Each time you recognize someone’s face, you’re using an internal form of facial recognition. In a matter of milliseconds, your mind breaks down the parts of their face, puts them back together, and matches the sum with those faces already stored in your memory. When the process works seamlessly, you don’t even realize that it’s happening.
While you may not have given much thought to how your brain distinguishes one face from another, the behind-the-scenes process is fascinating and serves as the foundation for modern facial recognition apps. Though still considered an emerging technology, facial recognition is already being used in a number of applications ranging from social media to security. As more businesses consider applying this technology to their own organizations, it’s essential that they consider both the benefits and potential pitfalls of doing so.
How Does a Facial Recognition App Work?
We’ve covered this topic in detail in a previous blog post. Let’s briefly outline the basics necessary to understand the rest of this article.
Classified as a form of biometric identification, because it extracts information from the human body, much like retina scans and voice recognition, facial recognition software is designed to figure out what makes one face different from another. It does this by completing three key steps: face detection, faceprint creation, and identification. During this first step, the software picks out faces, as defined by the deep learning model it is based on. In short, the system is making sure that a face is a face and not, say, a ball or a pizza.
Once the system detects a face, it then begins making sense of it by creating a faceprint. Just as each person has a unique fingerprint, they also have a unique face. The distance between someone’s eyes, the length of their nose, and the shape of their mouth are just a few of the metrics that a facial recognition system uses to create a unique faceprint. While most systems can’t consistently differentiate between identical twins, some, like the iPhone X’s Face ID, are sophisticated enough to do so with a high degree of certainty. The result of all of these calculations is a mathematical formula that separates one face from another.
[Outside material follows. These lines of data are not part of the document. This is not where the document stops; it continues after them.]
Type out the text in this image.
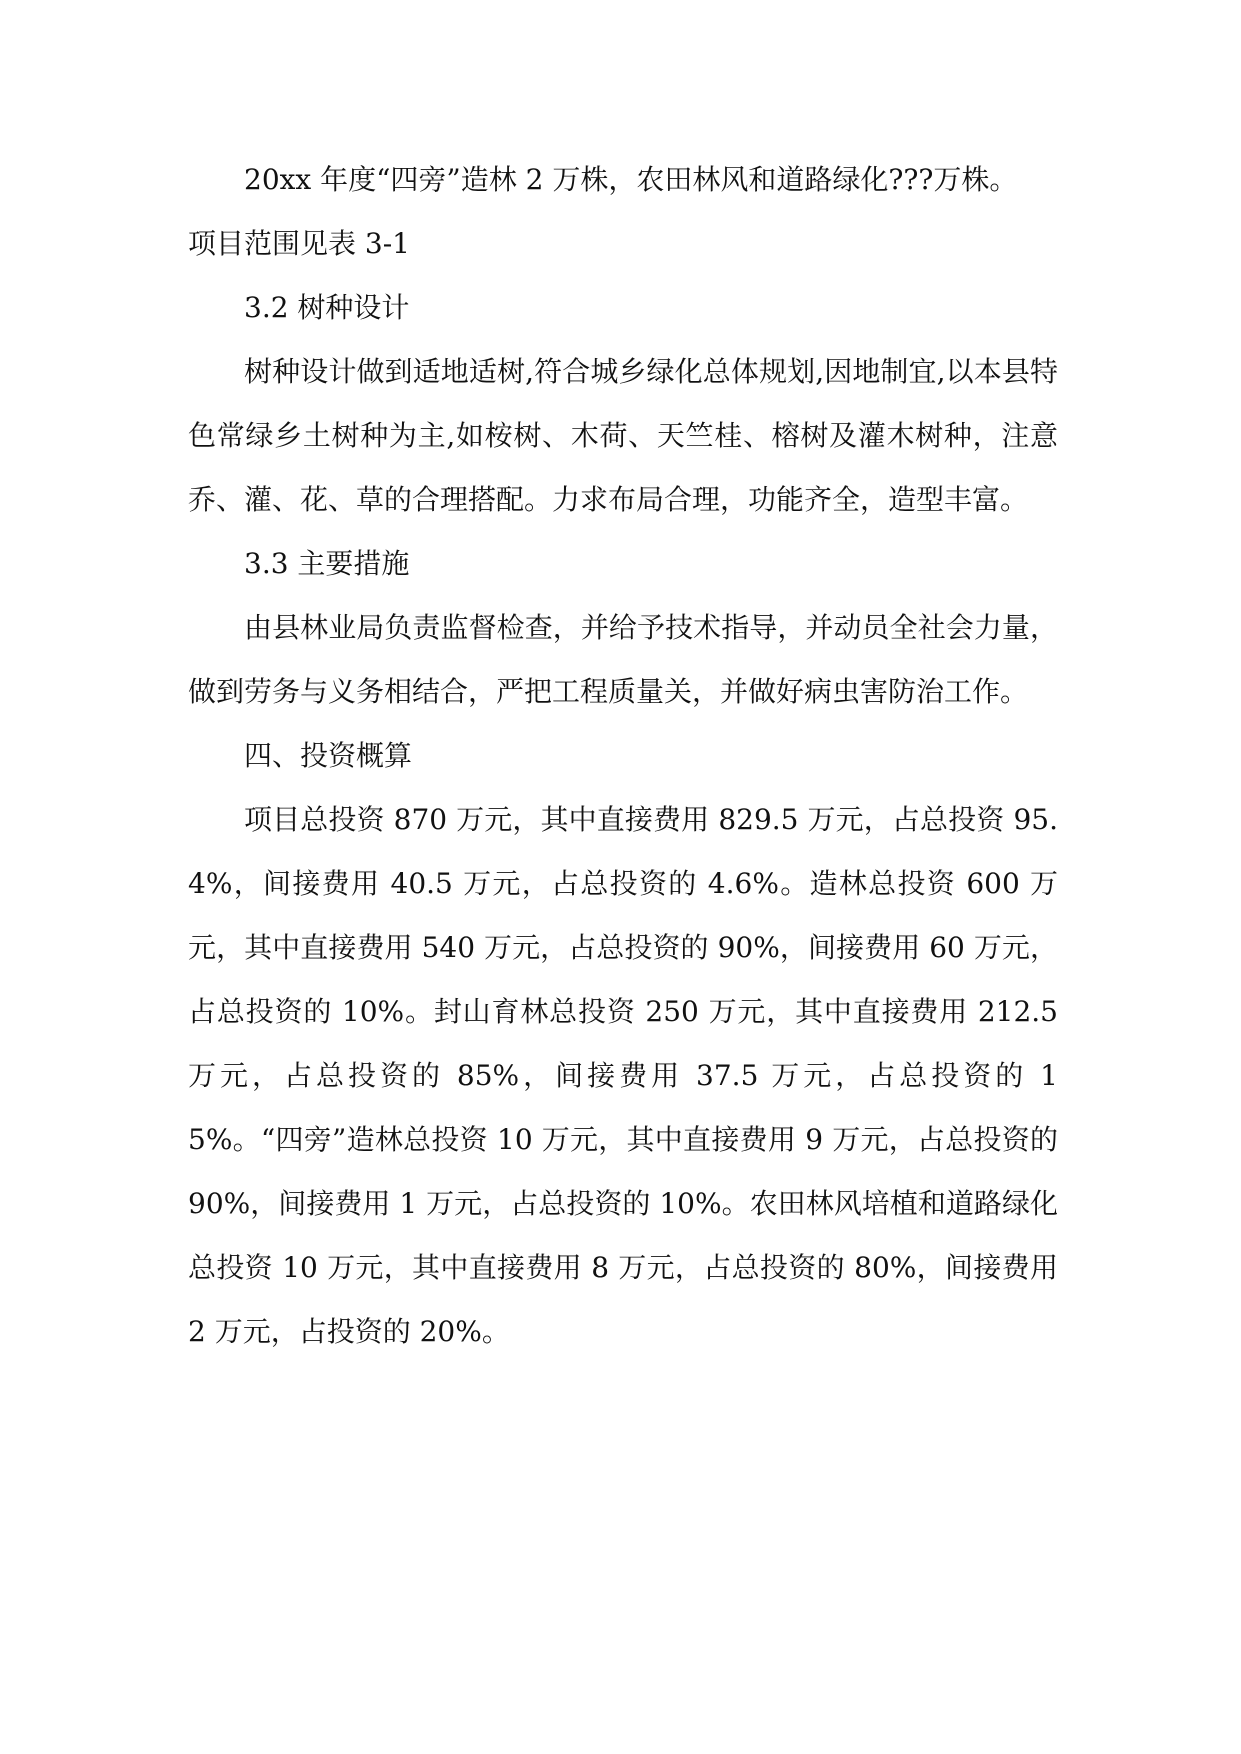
20xx 年度“四旁”造林 2 万株，农田林风和道路绿化???万株。

项目范围见表 3-1

3.2 树种设计

树种设计做到适地适树,符合城乡绿化总体规划,因地制宜,以本县特色常绿乡土树种为主,如桉树、木荷、天竺桂、榕树及灌木树种，注意乔、灌、花、草的合理搭配。力求布局合理，功能齐全，造型丰富。

3.3 主要措施

由县林业局负责监督检查，并给予技术指导，并动员全社会力量，做到劳务与义务相结合，严把工程质量关，并做好病虫害防治工作。

四、投资概算

项目总投资 870 万元，其中直接费用 829.5 万元，占总投资 95.4%，间接费用 40.5 万元，占总投资的 4.6%。造林总投资 600 万元，其中直接费用 540 万元，占总投资的 90%，间接费用 60 万元，占总投资的 10%。封山育林总投资 250 万元，其中直接费用 212.5 万元，占总投资的 85%，间接费用 37.5 万元，占总投资的 15%。“四旁”造林总投资 10 万元，其中直接费用 9 万元，占总投资的 90%，间接费用 1 万元，占总投资的 10%。农田林风培植和道路绿化总投资 10 万元，其中直接费用 8 万元，占总投资的 80%，间接费用 2 万元，占投资的 20%。
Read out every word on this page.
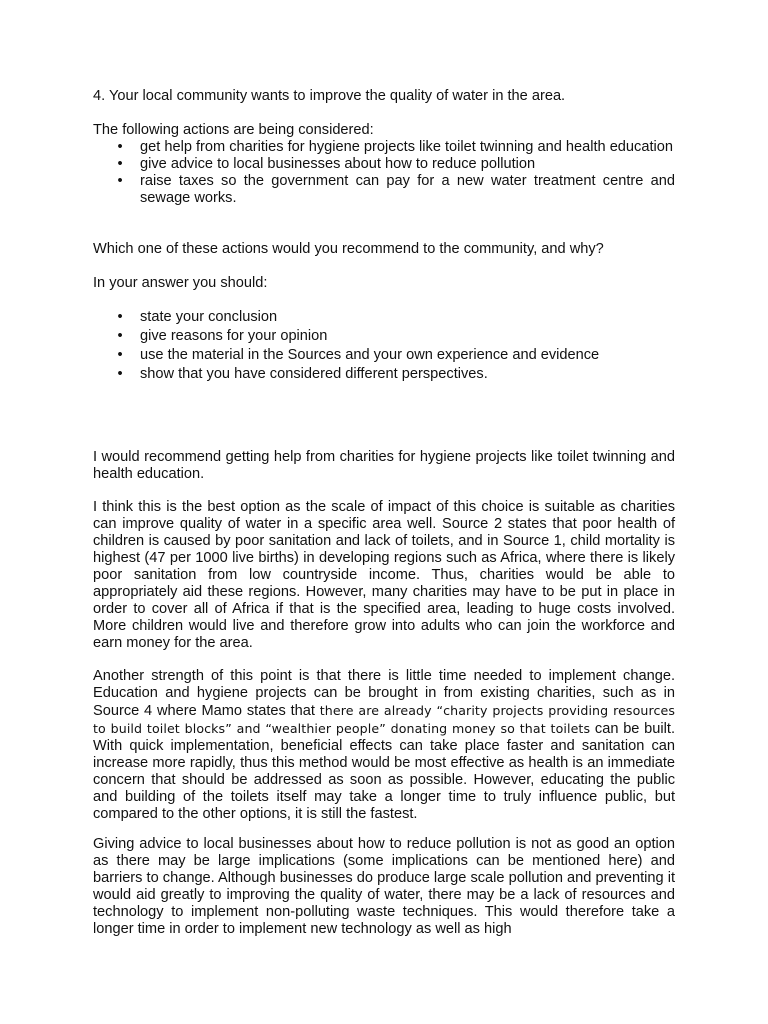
4. Your local community wants to improve the quality of water in the area.

The following actions are being considered:

• get help from charities for hygiene projects like toilet twinning and health education
• give advice to local businesses about how to reduce pollution
• raise taxes so the government can pay for a new water treatment centre and sewage works.

Which one of these actions would you recommend to the community, and why?

In your answer you should:

• state your conclusion
• give reasons for your opinion
• use the material in the Sources and your own experience and evidence
• show that you have considered different perspectives.

I would recommend getting help from charities for hygiene projects like toilet twinning and health education.

I think this is the best option as the scale of impact of this choice is suitable as charities can improve quality of water in a specific area well. Source 2 states that poor health of children is caused by poor sanitation and lack of toilets, and in Source 1, child mortality is highest (47 per 1000 live births) in developing regions such as Africa, where there is likely poor sanitation from low countryside income. Thus, charities would be able to appropriately aid these regions. However, many charities may have to be put in place in order to cover all of Africa if that is the specified area, leading to huge costs involved. More children would live and therefore grow into adults who can join the workforce and earn money for the area.

Another strength of this point is that there is little time needed to implement change. Education and hygiene projects can be brought in from existing charities, such as in Source 4 where Mamo states that there are already “charity projects providing resources to build toilet blocks” and “wealthier people” donating money so that toilets can be built. With quick implementation, beneficial effects can take place faster and sanitation can increase more rapidly, thus this method would be most effective as health is an immediate concern that should be addressed as soon as possible. However, educating the public and building of the toilets itself may take a longer time to truly influence public, but compared to the other options, it is still the fastest.

Giving advice to local businesses about how to reduce pollution is not as good an option as there may be large implications (some implications can be mentioned here) and barriers to change. Although businesses do produce large scale pollution and preventing it would aid greatly to improving the quality of water, there may be a lack of resources and technology to implement non-polluting waste techniques. This would therefore take a longer time in order to implement new technology as well as high
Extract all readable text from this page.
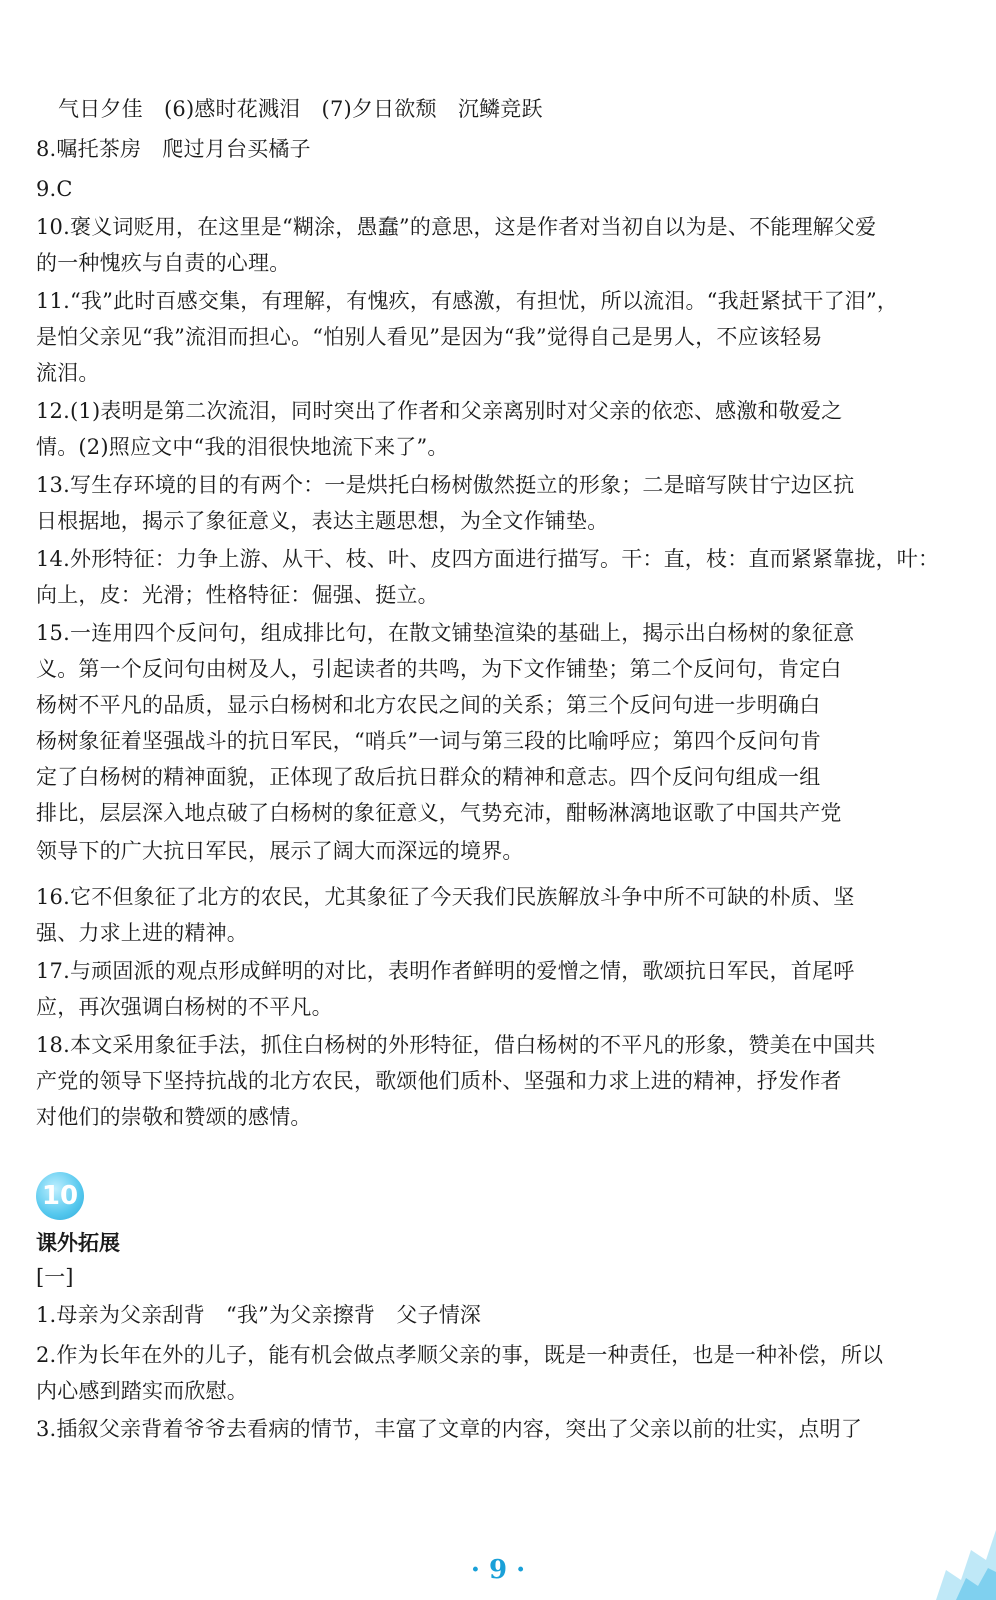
气日夕佳　(6)感时花溅泪　(7)夕日欲颓　沉鳞竞跃
8.嘱托茶房　爬过月台买橘子
9.C
10.褒义词贬用，在这里是“糊涂，愚蠢”的意思，这是作者对当初自以为是、不能理解父爱
的一种愧疚与自责的心理。
11.“我”此时百感交集，有理解，有愧疚，有感激，有担忧，所以流泪。“我赶紧拭干了泪”，
是怕父亲见“我”流泪而担心。“怕别人看见”是因为“我”觉得自己是男人，不应该轻易
流泪。
12.(1)表明是第二次流泪，同时突出了作者和父亲离别时对父亲的依恋、感激和敬爱之
情。(2)照应文中“我的泪很快地流下来了”。
13.写生存环境的目的有两个：一是烘托白杨树傲然挺立的形象；二是暗写陕甘宁边区抗
日根据地，揭示了象征意义，表达主题思想，为全文作铺垫。
14.外形特征：力争上游、从干、枝、叶、皮四方面进行描写。干：直，枝：直而紧紧靠拢，叶：
向上，皮：光滑；性格特征：倔强、挺立。
15.一连用四个反问句，组成排比句，在散文铺垫渲染的基础上，揭示出白杨树的象征意
义。第一个反问句由树及人，引起读者的共鸣，为下文作铺垫；第二个反问句，肯定白
杨树不平凡的品质，显示白杨树和北方农民之间的关系；第三个反问句进一步明确白
杨树象征着坚强战斗的抗日军民，“哨兵”一词与第三段的比喻呼应；第四个反问句肯
定了白杨树的精神面貌，正体现了敌后抗日群众的精神和意志。四个反问句组成一组
排比，层层深入地点破了白杨树的象征意义，气势充沛，酣畅淋漓地讴歌了中国共产党
领导下的广大抗日军民，展示了阔大而深远的境界。
16.它不但象征了北方的农民，尤其象征了今天我们民族解放斗争中所不可缺的朴质、坚
强、力求上进的精神。
17.与顽固派的观点形成鲜明的对比，表明作者鲜明的爱憎之情，歌颂抗日军民，首尾呼
应，再次强调白杨树的不平凡。
18.本文采用象征手法，抓住白杨树的外形特征，借白杨树的不平凡的形象，赞美在中国共
产党的领导下坚持抗战的北方农民，歌颂他们质朴、坚强和力求上进的精神，抒发作者
对他们的崇敬和赞颂的感情。
10
课外拓展
[一]
1.母亲为父亲刮背　“我”为父亲擦背　父子情深
2.作为长年在外的儿子，能有机会做点孝顺父亲的事，既是一种责任，也是一种补偿，所以
内心感到踏实而欣慰。
3.插叙父亲背着爷爷去看病的情节，丰富了文章的内容，突出了父亲以前的壮实，点明了
· 9 ·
Factors Affecting the Quality of Facial Recognition
The size, shape, and angle of a photo affect the ability of a facial recognition app to correctly identify faces in it. The image obtained in the initial stages may need to be resized or reoriented in order to improve the system’s recognition capabilities. Hi-resolution 2D and 3D images typically produce the best face matching results. However, one of the most significant factors influencing the quality of facial recognition is lighting. A photo with a well-lit front-facing face and unobstructed view is considered ideal. How far away a face is from the camera, the expression that the person is making in the photo, and the degree of contrast between the face and the background all have a similar impact on the efficacy of facial recognition systems.